Thursday, December 8, 2016

The secrets that the Soviet Union took with them




Nearly 25 years have passed since the once-powerful Soviet Union ceased to exist, but its secrets and mysteries still excite the imagination of many people.

Sputnik tells you some of these stories that could be proven or disproved over time, once the archives of the no less mysterious and dreaded KGB are revealed, which still remain under the seal of 'Top Secret'. Until then, all we have left is to make assumptions.

The Treasure of the Communist Party
These are large gold reserves, supposedly belonging to the Communist Party of the Soviet Union, which after their disintegration were plundered and distributed among a narrow circle of people. The hypothesis was first mentioned by the publicist Alexéi Konstantínov and became a hot topic in the early 90's, serving as an argument for series and documentaries. It is rumored that then interim Prime Minister of Russia Yegor Gaidar hired the detective agency Kroll Associates to investigate the fate of such a treasure, but the investigation yielded no results.

Nuclear briefcases
In 1997 General Aleksandr Lebed mentioned in a conference that in the time of the USSR "about 100 briefcases" were elaborated that apparently they appeared like a common baggage, but that in their interior contained small nuclear bombs. To the greater concern of those present, he revealed that at least half of these were lost after the disintegration of the Union. Later, the Russian Ministry of Defense denied such information, assuming that Lebed actually referred to mines. Be that as it may, that story still does not let many speculators sleep.

The Caribbean Crisis
We have all heard about that moment in which the world was at the point closest to total annihilation. More than half a century later, the archives of the negotiations between Fidel Castro, John Kennedy and Nikita Khrushchev are still classified. Knowing them could shed light on what lessons the parties learned from that conflict and the reasons that led the USSR to establish its nuclear missiles in Cuba, just 90 miles (about 144 kilometers) off the US coast.
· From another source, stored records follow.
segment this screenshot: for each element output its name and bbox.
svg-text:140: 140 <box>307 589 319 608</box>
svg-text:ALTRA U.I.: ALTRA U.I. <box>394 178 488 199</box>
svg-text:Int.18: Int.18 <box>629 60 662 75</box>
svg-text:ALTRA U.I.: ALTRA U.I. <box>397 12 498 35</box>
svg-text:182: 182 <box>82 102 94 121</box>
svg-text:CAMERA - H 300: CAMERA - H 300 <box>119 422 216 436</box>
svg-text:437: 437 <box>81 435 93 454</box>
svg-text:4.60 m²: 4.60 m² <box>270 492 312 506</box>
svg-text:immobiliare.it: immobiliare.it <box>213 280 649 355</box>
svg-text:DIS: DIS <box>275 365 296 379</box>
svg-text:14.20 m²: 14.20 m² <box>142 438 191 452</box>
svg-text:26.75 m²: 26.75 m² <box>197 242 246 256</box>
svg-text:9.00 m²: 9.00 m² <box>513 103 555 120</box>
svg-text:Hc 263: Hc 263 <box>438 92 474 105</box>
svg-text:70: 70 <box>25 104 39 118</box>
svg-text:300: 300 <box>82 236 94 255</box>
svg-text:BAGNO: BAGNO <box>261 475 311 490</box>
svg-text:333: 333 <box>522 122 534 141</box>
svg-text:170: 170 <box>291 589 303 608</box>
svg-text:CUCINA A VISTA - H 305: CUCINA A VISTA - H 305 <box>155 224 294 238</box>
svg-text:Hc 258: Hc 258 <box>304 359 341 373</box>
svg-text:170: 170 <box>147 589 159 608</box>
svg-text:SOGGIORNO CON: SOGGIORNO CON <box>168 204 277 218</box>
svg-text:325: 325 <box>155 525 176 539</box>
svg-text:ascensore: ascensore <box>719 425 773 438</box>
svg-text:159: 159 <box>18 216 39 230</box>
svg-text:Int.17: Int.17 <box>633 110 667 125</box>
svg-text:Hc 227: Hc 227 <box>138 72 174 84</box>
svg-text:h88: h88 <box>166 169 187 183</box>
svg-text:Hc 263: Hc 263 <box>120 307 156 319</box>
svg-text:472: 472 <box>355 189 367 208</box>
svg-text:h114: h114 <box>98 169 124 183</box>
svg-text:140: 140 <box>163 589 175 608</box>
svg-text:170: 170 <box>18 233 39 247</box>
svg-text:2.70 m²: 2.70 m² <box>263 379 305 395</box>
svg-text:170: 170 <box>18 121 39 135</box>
How real was the possibility of mutual nuclear extermination?
Even after the Caribbean Crisis, the world has been, on more than one occasion, on the verge of a nuclear apocalypse. One of the most known cases occurred on September 26, 1983, when the Soviet Union's defense systems indicated that the United States had launched a nuclear attack. The lieutenant colonel on duty that day, Stanislav Petrov, thought that "no one starts a nuclear war with only five missiles" and decided not to activate the protocol of response. Different sources refer to about a dozen similar failures in control systems, both in the US and in the USSR, but apparently the human factor has always kept us safe. Until now.

The Fleita program
After the dissolution of the Soviet Union, several Soviet scientists and researchers published their memoirs, several of which referred to a secret program called 'Fleita' -'flauta ', in Spanish. According to the monographs, the scientists had the mission to elaborate "psychotropic substances and biological agents for special operations of the KGB".

How big was the defense program of the USSR?
Throughout the USSR's existence, the US intelligence services tried to calculate the military expenditures of its counterpart. The communist system, for which what counts is not the value of commodities, but the human effort employed to obtain them, made it impossible to calculate them by conventional economic methods. According to the CIA, the military sector of the USSR reached 15-17% of its GDP in the late 1980s. Other sources raise that figure to an incredible 40%. Be that as it may, the military doctrine of the USSR has so far been the only one to achieve balance with the United States.

How far did the space program of the USSR come?
It is common knowledge that the Soviets were pioneers in most branches of space exploration. The first to launch an artificial satellite, a living being, a human, the first woman in space and the first living orbital station. The first to send a space probe to the Moon and photograph its hidden face, to reach other planets like Venus and Mars ... All this provoked endless conspiracy theories that suggest, in particular, that the Soviets were actually the first And even Mars and Venus, but that those projects were not revealed, since they were missions without a plan of return and the remains of the cosmonauts still remain somewhere in our solar system.